Ha cercato di conoscere a fondo quelli che poi sono stati i suoi assassini che lo minacciavano continuamente di morte, correndo il rischio sempre coscientemente, ogni giorno, pur di avvicinarsi a loro e comprendere le loro scelte estreme, terribili e sanguinose. E’ innegabile che egli avesse comunque paura da quando aveva scoperto che il suo nome era stato trovato in documenti di covi brigatisti come “obiettivo da colpire”, ma si era rifiutato di prendere particolari ed inutili precauzioni. Per questo suo metodo determinato di analizzare i fatti, per questo voler capire ad ogni costo, è stato ucciso, perché i terroristi colpiscono proprio chi cerca di capirli, chi con ragionamenti e analisi semina dubbi al loro interno e rivela fatti, altrimenti oscuri, alla società.

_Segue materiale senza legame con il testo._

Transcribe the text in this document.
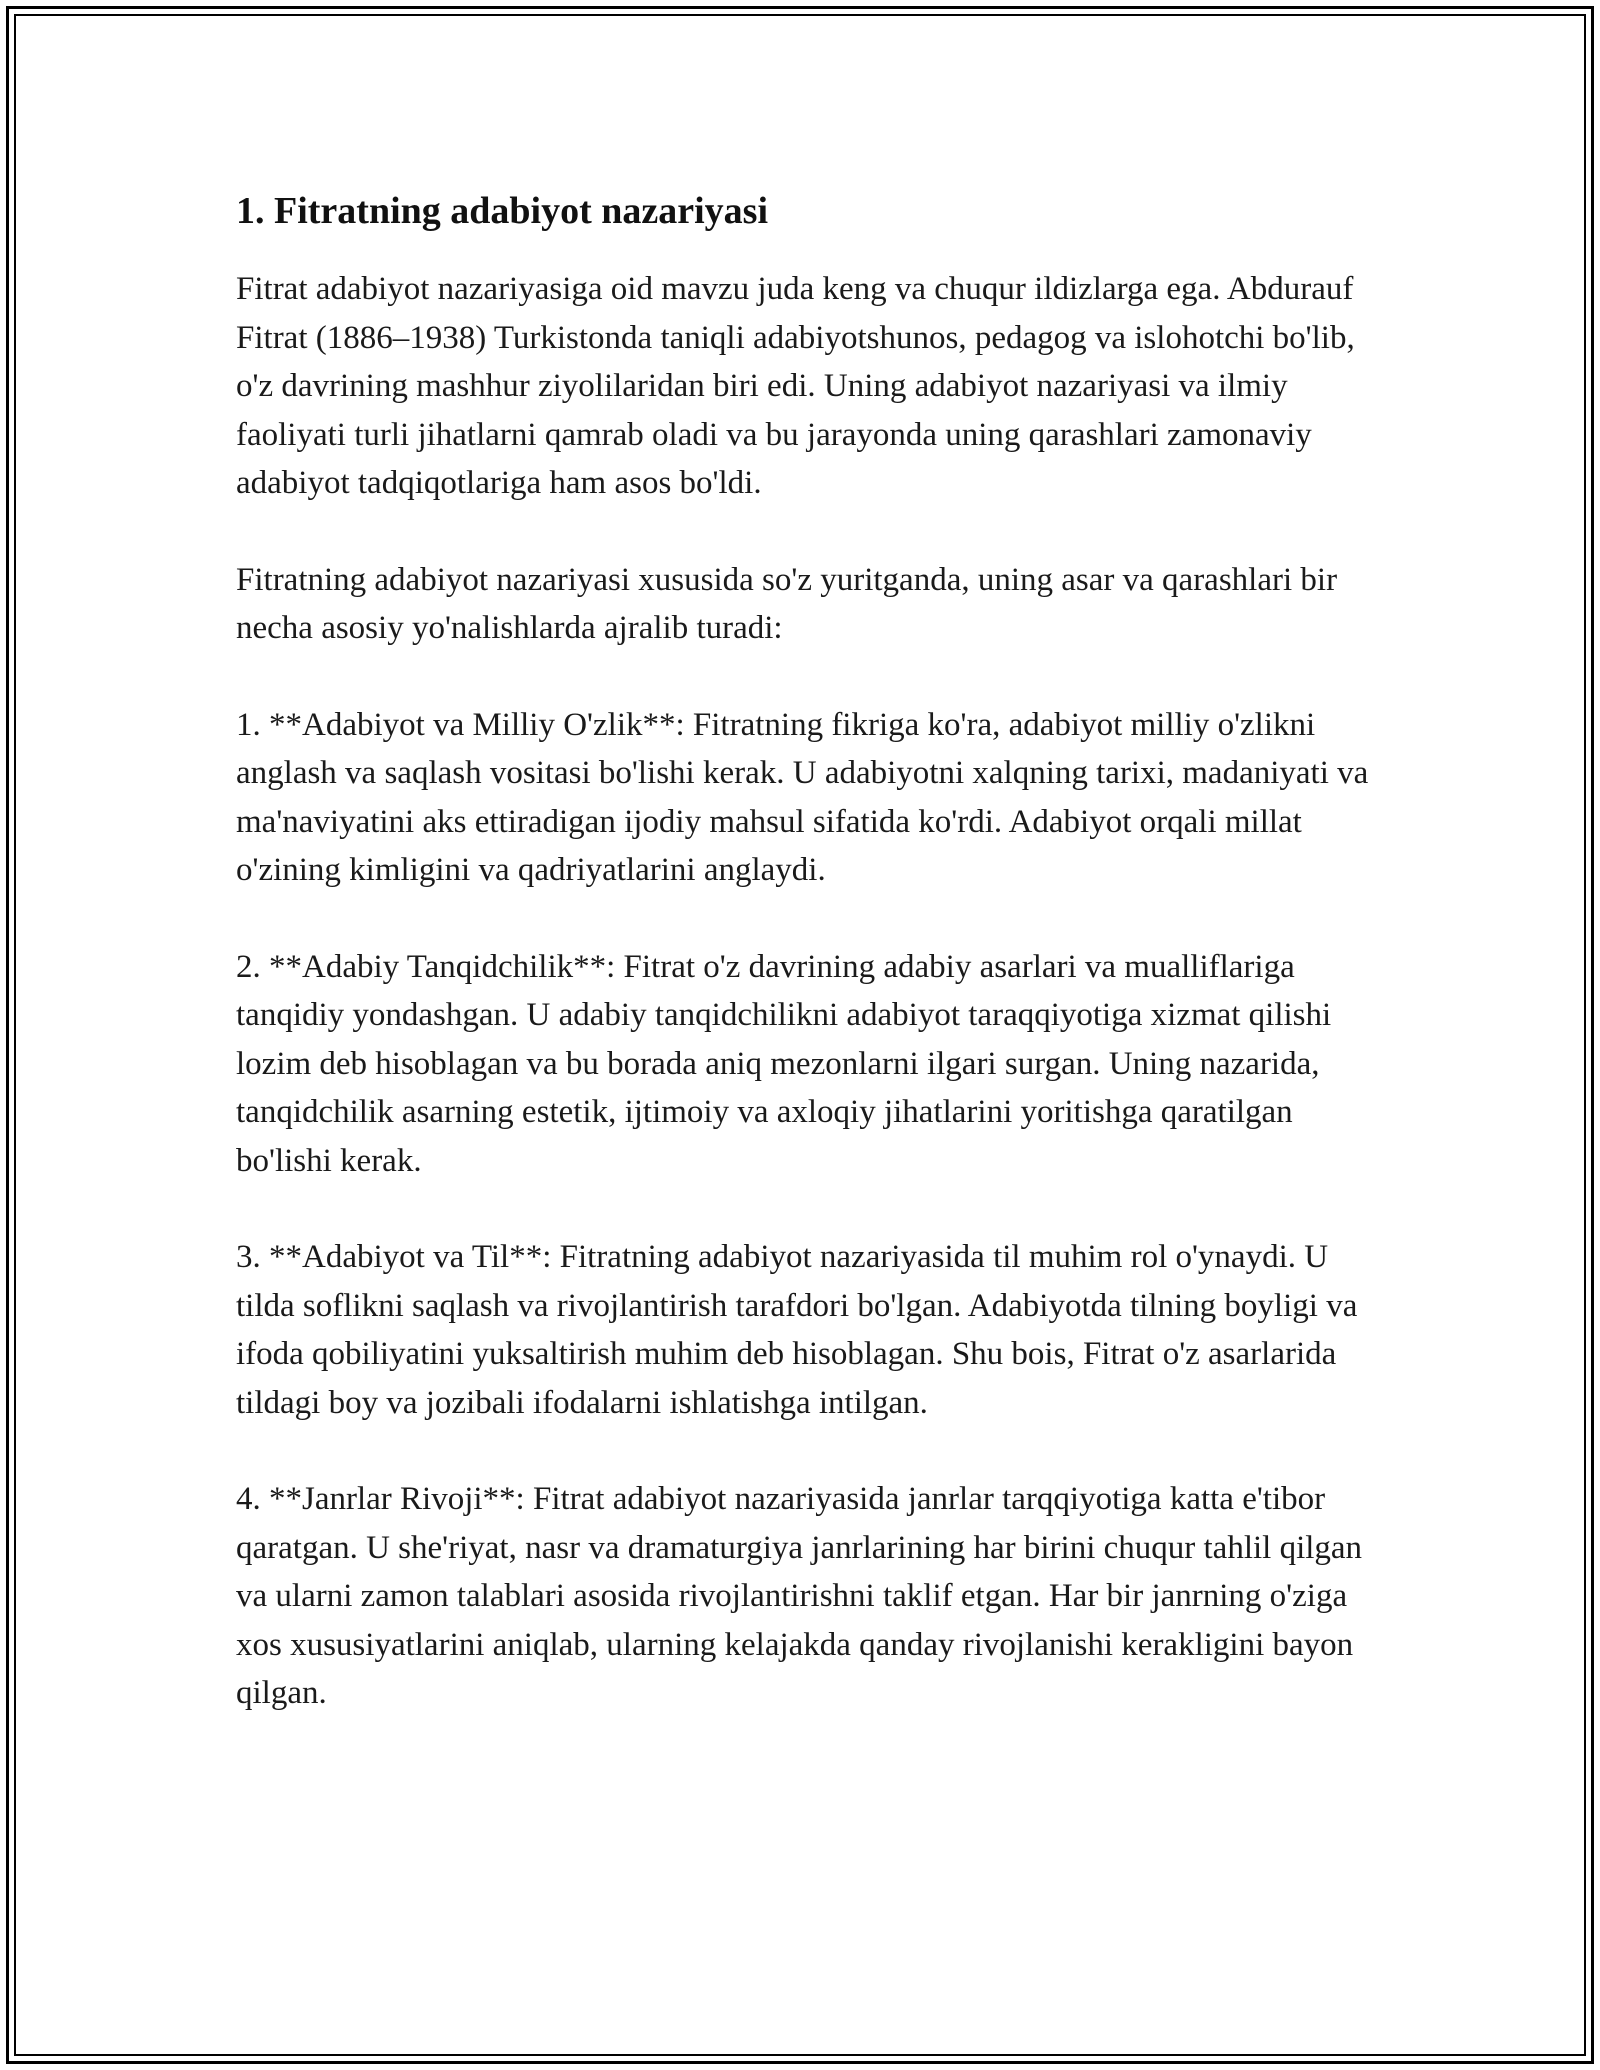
1. Fitratning adabiyot nazariyasi

Fitrat adabiyot nazariyasiga oid mavzu juda keng va chuqur ildizlarga ega. Abdurauf Fitrat (1886–1938) Turkistonda taniqli adabiyotshunos, pedagog va islohotchi bo'lib, o'z davrining mashhur ziyolilaridan biri edi. Uning adabiyot nazariyasi va ilmiy faoliyati turli jihatlarni qamrab oladi va bu jarayonda uning qarashlari zamonaviy adabiyot tadqiqotlariga ham asos bo'ldi.

Fitratning adabiyot nazariyasi xususida so'z yuritganda, uning asar va qarashlari bir necha asosiy yo'nalishlarda ajralib turadi:

1. **Adabiyot va Milliy O'zlik**: Fitratning fikriga ko'ra, adabiyot milliy o'zlikni anglash va saqlash vositasi bo'lishi kerak. U adabiyotni xalqning tarixi, madaniyati va ma'naviyatini aks ettiradigan ijodiy mahsul sifatida ko'rdi. Adabiyot orqali millat o'zining kimligini va qadriyatlarini anglaydi.

2. **Adabiy Tanqidchilik**: Fitrat o'z davrining adabiy asarlari va mualliflariga tanqidiy yondashgan. U adabiy tanqidchilikni adabiyot taraqqiyotiga xizmat qilishi lozim deb hisoblagan va bu borada aniq mezonlarni ilgari surgan. Uning nazarida, tanqidchilik asarning estetik, ijtimoiy va axloqiy jihatlarini yoritishga qaratilgan bo'lishi kerak.

3. **Adabiyot va Til**: Fitratning adabiyot nazariyasida til muhim rol o'ynaydi. U tilda soflikni saqlash va rivojlantirish tarafdori bo'lgan. Adabiyotda tilning boyligi va ifoda qobiliyatini yuksaltirish muhim deb hisoblagan. Shu bois, Fitrat o'z asarlarida tildagi boy va jozibali ifodalarni ishlatishga intilgan.

4. **Janrlar Rivoji**: Fitrat adabiyot nazariyasida janrlar tarqqiyotiga katta e'tibor qaratgan. U she'riyat, nasr va dramaturgiya janrlarining har birini chuqur tahlil qilgan va ularni zamon talablari asosida rivojlantirishni taklif etgan. Har bir janrning o'ziga xos xususiyatlarini aniqlab, ularning kelajakda qanday rivojlanishi kerakligini bayon qilgan.
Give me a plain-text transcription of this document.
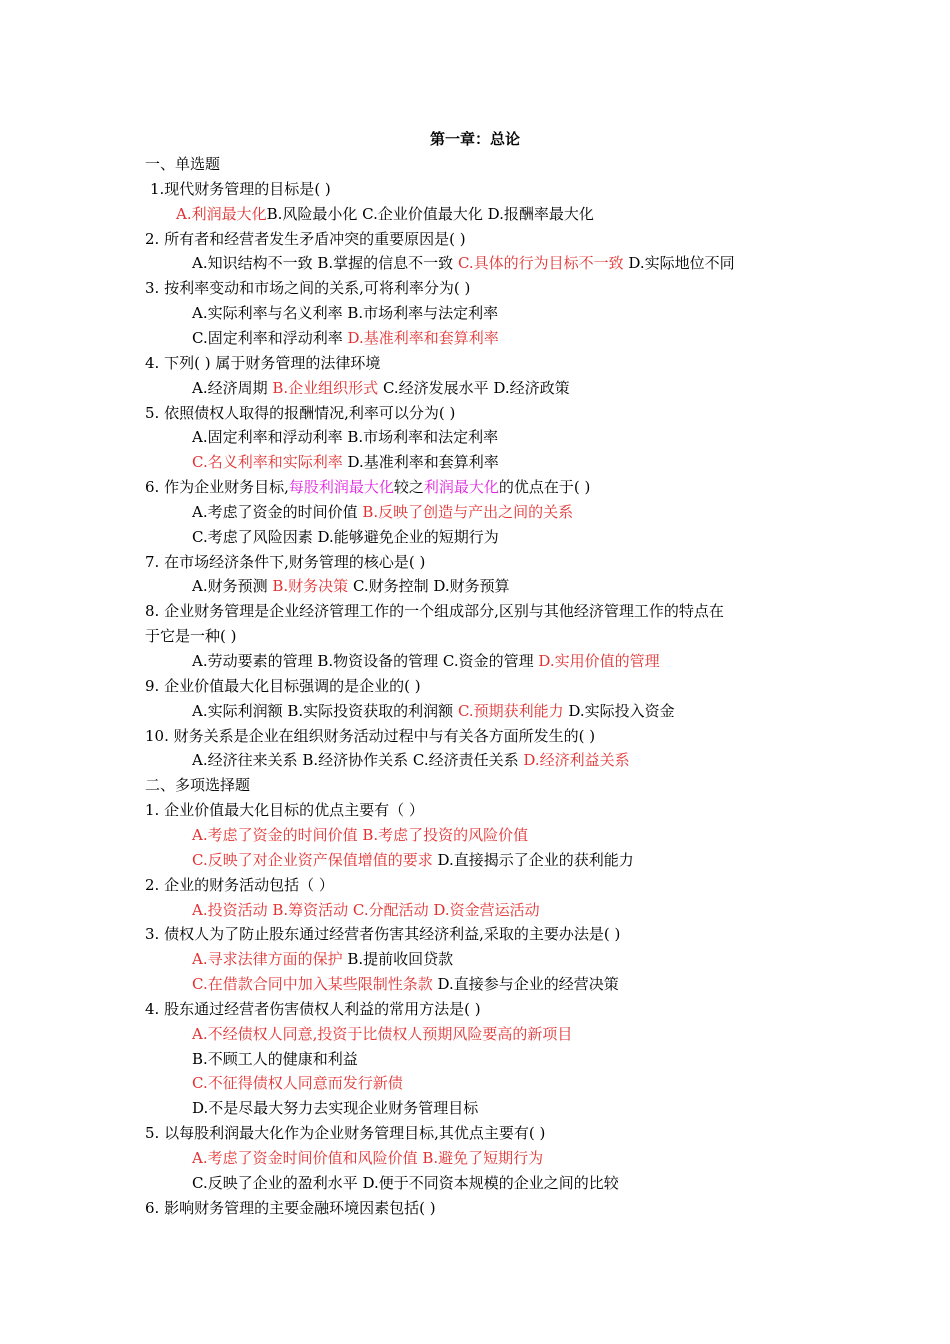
第一章：总论
一、单选题
1.现代财务管理的目标是( )
A.利润最大化B.风险最小化 C.企业价值最大化 D.报酬率最大化
2. 所有者和经营者发生矛盾冲突的重要原因是( )
A.知识结构不一致 B.掌握的信息不一致 C.具体的行为目标不一致 D.实际地位不同
3. 按利率变动和市场之间的关系,可将利率分为( )
A.实际利率与名义利率 B.市场利率与法定利率
C.固定利率和浮动利率 D.基准利率和套算利率
4. 下列( ) 属于财务管理的法律环境
A.经济周期 B.企业组织形式 C.经济发展水平 D.经济政策
5. 依照债权人取得的报酬情况,利率可以分为( )
A.固定利率和浮动利率 B.市场利率和法定利率
C.名义利率和实际利率 D.基准利率和套算利率
6. 作为企业财务目标,每股利润最大化较之利润最大化的优点在于( )
A.考虑了资金的时间价值 B.反映了创造与产出之间的关系
C.考虑了风险因素 D.能够避免企业的短期行为
7. 在市场经济条件下,财务管理的核心是( )
A.财务预测 B.财务决策 C.财务控制 D.财务预算
8. 企业财务管理是企业经济管理工作的一个组成部分,区别与其他经济管理工作的特点在
于它是一种( )
A.劳动要素的管理 B.物资设备的管理 C.资金的管理 D.实用价值的管理
9. 企业价值最大化目标强调的是企业的( )
A.实际利润额 B.实际投资获取的利润额 C.预期获利能力 D.实际投入资金
10. 财务关系是企业在组织财务活动过程中与有关各方面所发生的( )
A.经济往来关系 B.经济协作关系 C.经济责任关系 D.经济利益关系
二、多项选择题
1. 企业价值最大化目标的优点主要有（ ）
A.考虑了资金的时间价值 B.考虑了投资的风险价值
C.反映了对企业资产保值增值的要求 D.直接揭示了企业的获利能力
2. 企业的财务活动包括（ ）
A.投资活动 B.筹资活动 C.分配活动 D.资金营运活动
3. 债权人为了防止股东通过经营者伤害其经济利益,采取的主要办法是( )
A.寻求法律方面的保护 B.提前收回贷款
C.在借款合同中加入某些限制性条款 D.直接参与企业的经营决策
4. 股东通过经营者伤害债权人利益的常用方法是( )
A.不经债权人同意,投资于比债权人预期风险要高的新项目
B.不顾工人的健康和利益
C.不征得债权人同意而发行新债
D.不是尽最大努力去实现企业财务管理目标
5. 以每股利润最大化作为企业财务管理目标,其优点主要有( )
A.考虑了资金时间价值和风险价值 B.避免了短期行为
C.反映了企业的盈利水平 D.便于不同资本规模的企业之间的比较
6. 影响财务管理的主要金融环境因素包括( )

Aveva capito che il terrorismo era “il tarlo più pericoloso” per il nostro paese e sapeva che esso voleva distruggere la democrazia. Tobagi era divenuto un obiettivo, soprattutto perché era stato capace di capire e indagare più di altri. Per le BR era un avversario, e l’assassinio degli avversari per le BR era metodo essenziale della lotta politica.

 

Uno dei suoi sicari, rimesso presto in libertà, ha dichiarato: “Se ci avessero fermati quando usavamo le spranghe di ferro, non saremmo arrivati a sparare per uccidere”. Piccoli, giovani killer di appena 17 anni. Un’esecuzione feroce e velocissima con cui un commando brigatista ha fatto fuori colui che era considerato dagli stessi terroristi “il terrorista di Stato Walter Tobagi”. La sera prima di essere assassinato, Tobagi aveva presieduto un incontro per parlare del caso Isman, giornalista del “Messaggero”, catturato perché aveva pubblicato un documento sul terrorismo. Aveva parlato a lungo della libertà di stampa, della responsabilità del giornalista di fronte all’offensiva delle bande terroristiche, problemi che aveva studiato per anni e che conosceva a fondo. Aveva pronunciato frasi come: “Chissà a chi toccherà la prossima volta” e dopo pochissime ore arrivò quel momento fatale. Toccò a lui. Tobagi ha tradotto nella pratica quotidiana la sua massima deontologica della professionalità giornalistica “Poter capire e voler spiegare” e nel frattempo affermava: “La sconfitta politica del terrorismo passa attraverso scelte coraggiose”.

 

Questo non vuole essere solo un elogio per Walter Tobagi, perché lui non è stata la prima vittima e neanche l’ultima, basti pensare ai giornalisti uccisi di recente in Iraq.

Ricordare la sua morte oggi, dopo 25 anni da quel lontano ma fondamentalmente vicino 28 maggio, è necessario per difendere i diritti di coloro che fanno il proprio mestiere con tenacia e onestà, e per tutte le vittime di vecchi e nuovi terrorismi.